Каким образом тот дальневосточный старшина второй статьи подружился с «ребятами из НКВД», понуждала ли его эта дружба совершать какие-либо поступки, осталось неизвестным. Я сам пять лет проносил матросский воротничок и знаю, что дружить матросу с офицером всегда было непросто.
Так или иначе, два молодых краскома из наводящего страх ведомства отправились встречать новый год, прихватив с собой младшего по званию и по возрасту приятеля. Особенность ситуации заключалась в том, что шли они не в компанию, где собирают стол в складчину, и не в гости, где ждали их с открытым сердцем, – они шли в семью некоего профессора, арестованного, как и многие в то время, ни за что ни про что, причем, они как раз и производили арест.
Что за профессор, каких наук? – старшина второй статьи не знал, потому что не интересовался. Запомнилась ему, однако, обстановка профессорской квартиры: много книг, антикварных вещей, старинные часы в деревянном корпусе.
Краскомы, веселясь, поведали, что они явились неделю назад в эту квартиру, оставшуюся без хозяина, и заявили, что придут встречать новый год, чтобы, значит, все было подготовлено в лучшем виде. Семья профессора состояла из жены, еще молодой, убитой горем женщины, и взрослой дочери, которую не могло изуродовать никакое горе. Перепуганные женщины поспешно согласились, сказали «милости просим», еще какие-то глупости и пролепетали, теряясь и тушуясь, просьбу сделать что-нибудь, как-нибудь посодействовать, чтобы там с их профессором получше обращались. Краскомы милостиво согласились посодействовать, и женщины уже с неким подобием энтузиазма стали вместе с молодыми людьми обсуждать новогоднее меню.
И они пришли тридцать первого декабря, как и полагается, сходив перед новым годом в баню, надраив сапоги, пришив чистые подворотнички и отутюжив гимнастерки.

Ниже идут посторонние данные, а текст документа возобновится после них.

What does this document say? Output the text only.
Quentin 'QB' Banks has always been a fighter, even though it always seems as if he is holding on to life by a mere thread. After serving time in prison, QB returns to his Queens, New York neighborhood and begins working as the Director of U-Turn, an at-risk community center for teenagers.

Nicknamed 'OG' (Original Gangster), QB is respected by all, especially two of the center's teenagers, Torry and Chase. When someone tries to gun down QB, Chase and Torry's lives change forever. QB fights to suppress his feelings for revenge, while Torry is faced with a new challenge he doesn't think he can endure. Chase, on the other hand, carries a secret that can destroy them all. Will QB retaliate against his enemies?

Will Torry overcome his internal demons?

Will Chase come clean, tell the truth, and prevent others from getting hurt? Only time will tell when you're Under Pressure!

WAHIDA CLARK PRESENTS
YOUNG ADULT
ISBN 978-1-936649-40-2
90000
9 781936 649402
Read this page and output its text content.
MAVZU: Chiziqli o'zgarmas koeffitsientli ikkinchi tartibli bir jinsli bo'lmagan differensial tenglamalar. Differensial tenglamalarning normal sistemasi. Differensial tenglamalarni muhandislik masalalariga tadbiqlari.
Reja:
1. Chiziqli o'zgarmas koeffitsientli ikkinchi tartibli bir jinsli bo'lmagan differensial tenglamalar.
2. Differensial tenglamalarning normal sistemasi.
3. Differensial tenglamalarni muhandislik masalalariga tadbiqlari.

И наш старшина, тоже наутюженный и надраенный, в первом сроке, в воротничке, травленном хлоркой и заглаженном на две складки – одним словом, при всем параде – тоже явился с ними, прибыл, так сказать, для встречи нового года.
В жизни он не сидел за таким столом: салфетки – и те были накрахмалены. А шампанское стояло в серебряном ведерке, наполненном колотым льдом, и к нему прилагалась тоже салфетка, чтобы, значит, не браться руками за холодное. Как на открытках, которые продавали на рынках инвалиды.
Старшине скоренько соорудили пятый прибор, пододвинули стул.
– Проводим старый год, как у людей полагается, – сказали краскомы. Проводили. Прошлись для начала по коньяку. А уж закуски-то, закуски – все дальневосточное великолепие: балычок там, икорка – на таких разложены были тарелочках!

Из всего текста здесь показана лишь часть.